Esta flor que se conoce tuvo su origen en Aztlán o el lugar de las garzas, el mítico paraje de donde partió la peregrinación que tuvo a bien llegar al lugar indicado por los dioses y fundar ahí su ciudad sagrada; ahí en ese lugar de base lacustre y pantanosa donde el genio de aquellos hombres convirtió en lo que hoy es Ciudad de México los aztecas la domesticaron, cultivaron, cruzaron y reprodujeron de tal forma que aquella planta florecía con singular garbo y esmero.
“Traían en las lagunas y su tierra Aztlán un cu, y en ella el templo de Huitzilopochtli, ídolo Dios de ellos, en su mano una flor blanca, en la propia rama del ganador una rosa de castilla, de más de una vara en largo, que llaman ellos Aztlaxóchitl de suave olor”, así lo expresan las crónicas de Alvarado Tezozómoc donde hace referencia a esta bella flor que al igual que con nuestra nochebuena que fue llevada a los Estados Unidos por Joel R. Poinsset ya posterior a la Independencia; durante la Nueva España los peninsulares botánicos exportaron muestras de esta flor cuando Vicente Cervantes director del Jardín Botánico de la capital envió semillas a Madrid donde Antonio Cavanilles la cultivo y le puso el nombre de Dalia en honor al botánico sueco Andrés Dahl, exitoso alumno del padre de la Taxonomía botánica y de la nomenclatura binomial.
Ya con un nombre diferente y castellanizado nuestra flor se catapultó mundialmente brillando como ornato en un sinfín de casas, regalos, detalles llevando intrínsecamente todo ese bagaje espiritual de nuestros antepasados prehispánicos que veían en ella un símbolo de orgullo, fuerza, vitalidad y belleza, tal como el gran Netzahualcóyotl pudo hallar en ella cuando la consideraba dentro del mosaico multicolor de flores que integraban su jardín.

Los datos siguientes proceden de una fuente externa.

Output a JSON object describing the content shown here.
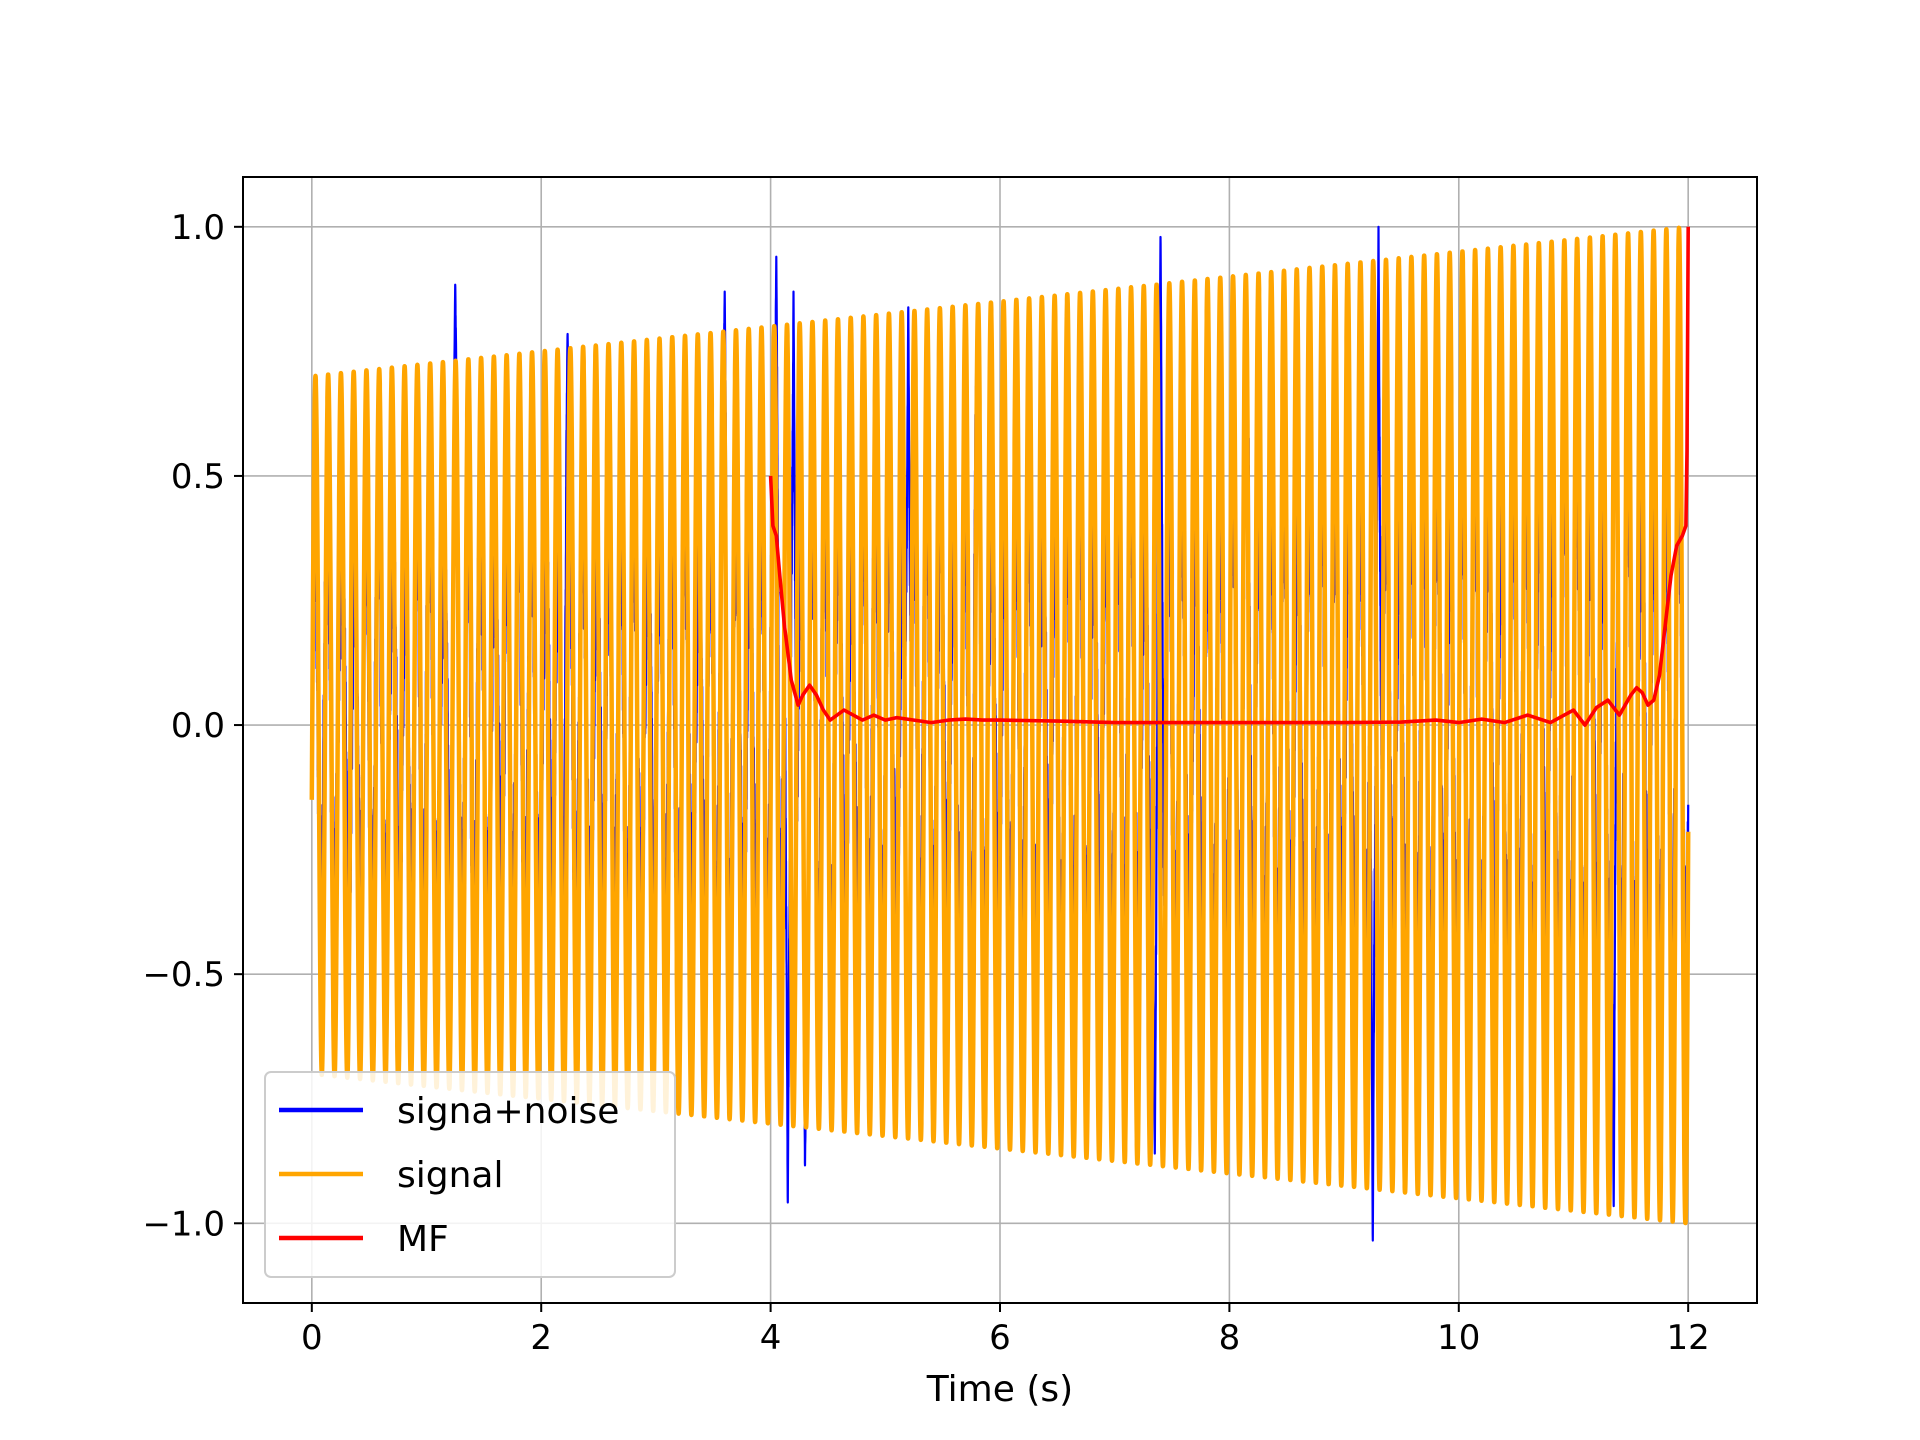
{
  "chart_data": {
    "type": "line",
    "title": "",
    "xlabel": "Time (s)",
    "ylabel": "",
    "xlim": [
      -0.6,
      12.6
    ],
    "ylim": [
      -1.16,
      1.1
    ],
    "x_ticks": [
      0,
      2,
      4,
      6,
      8,
      10,
      12
    ],
    "x_tick_labels": [
      "0",
      "2",
      "4",
      "6",
      "8",
      "10",
      "12"
    ],
    "y_ticks": [
      -1.0,
      -0.5,
      0.0,
      0.5,
      1.0
    ],
    "y_tick_labels": [
      "−1.0",
      "−0.5",
      "0.0",
      "0.5",
      "1.0"
    ],
    "grid": true,
    "legend_position": "lower-left",
    "series": [
      {
        "name": "signa+noise",
        "color": "#0000ff",
        "kind": "noisy oscillation",
        "x_range": [
          0,
          12
        ],
        "cycles_per_second": 9,
        "peaks": [
          {
            "x": 1.25,
            "y": 0.89
          },
          {
            "x": 2.23,
            "y": 0.79
          },
          {
            "x": 3.6,
            "y": 0.87
          },
          {
            "x": 4.05,
            "y": 0.94
          },
          {
            "x": 4.2,
            "y": 0.87
          },
          {
            "x": 5.2,
            "y": 0.85
          },
          {
            "x": 5.8,
            "y": 0.82
          },
          {
            "x": 7.4,
            "y": 0.99
          },
          {
            "x": 8.15,
            "y": 0.89
          },
          {
            "x": 9.3,
            "y": 1.0
          }
        ],
        "troughs": [
          {
            "x": 4.15,
            "y": -0.97
          },
          {
            "x": 4.3,
            "y": -0.89
          },
          {
            "x": 7.35,
            "y": -0.86
          },
          {
            "x": 9.25,
            "y": -1.05
          },
          {
            "x": 11.35,
            "y": -0.98
          }
        ]
      },
      {
        "name": "signal",
        "color": "#ffa500",
        "kind": "sinusoid with linearly growing amplitude",
        "x_range": [
          0,
          12
        ],
        "cycles_per_second": 9,
        "amplitude_start": 0.7,
        "amplitude_end": 1.0,
        "start_value": -0.15
      },
      {
        "name": "MF",
        "color": "#ff0000",
        "x": [
          4.0,
          4.02,
          4.05,
          4.08,
          4.12,
          4.18,
          4.24,
          4.28,
          4.34,
          4.4,
          4.46,
          4.52,
          4.58,
          4.64,
          4.72,
          4.8,
          4.9,
          5.0,
          5.1,
          5.25,
          5.4,
          5.55,
          5.7,
          5.85,
          6.0,
          6.5,
          7.0,
          8.0,
          9.0,
          9.5,
          9.8,
          10.0,
          10.2,
          10.4,
          10.6,
          10.8,
          11.0,
          11.1,
          11.2,
          11.3,
          11.4,
          11.5,
          11.55,
          11.6,
          11.65,
          11.7,
          11.75,
          11.8,
          11.85,
          11.9,
          11.95,
          11.98,
          11.99,
          12.0
        ],
        "values": [
          0.5,
          0.4,
          0.38,
          0.3,
          0.2,
          0.09,
          0.04,
          0.06,
          0.08,
          0.06,
          0.03,
          0.01,
          0.02,
          0.03,
          0.02,
          0.01,
          0.02,
          0.01,
          0.015,
          0.01,
          0.005,
          0.01,
          0.012,
          0.01,
          0.01,
          0.008,
          0.005,
          0.005,
          0.005,
          0.006,
          0.01,
          0.005,
          0.012,
          0.005,
          0.02,
          0.005,
          0.03,
          0.0,
          0.035,
          0.05,
          0.02,
          0.06,
          0.075,
          0.065,
          0.04,
          0.05,
          0.1,
          0.2,
          0.3,
          0.36,
          0.38,
          0.4,
          0.55,
          1.0
        ]
      }
    ]
  }
}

Siglos después nuestro país le dio a esa flor embajadora la distinción de ser considerada la Flor Nacional de México, eso ocurrió un 13 de mayo de 1963 bajo la presidencia de Adolfo López Mateos quien a sugerencia de la Asociación Nacional de Floricultores y viveristas de México, así como del Periódico Excélsior que promovieron e hicieron todo lo posible por darle a la Dalia ese lugar que se merece por ser una flor netamente de raíces nacionales y con un misticismo que engloba el sentir de esa parte tan importante de nuestra nacionalidad; posteriormente en el año de 2007 quedó instituido que el día 4 de agosto se considere como el Día Nacional de la Dalia.
Nos enorgullecemos que una flor tenga la distinción nacional y se le reconozca su origen, nuestro origen, tal vez si tuviera su nombre original sería de más impacto y probablemente para más personas no pasaría desapercibido su raíz netamente mexicana, muy contrario a lo que Charles Linneo maestro de la persona de la cual toma su nombre esta flor decía “Si ignoras el nombre de las cosas, desaparece también lo que sabes de ellas”.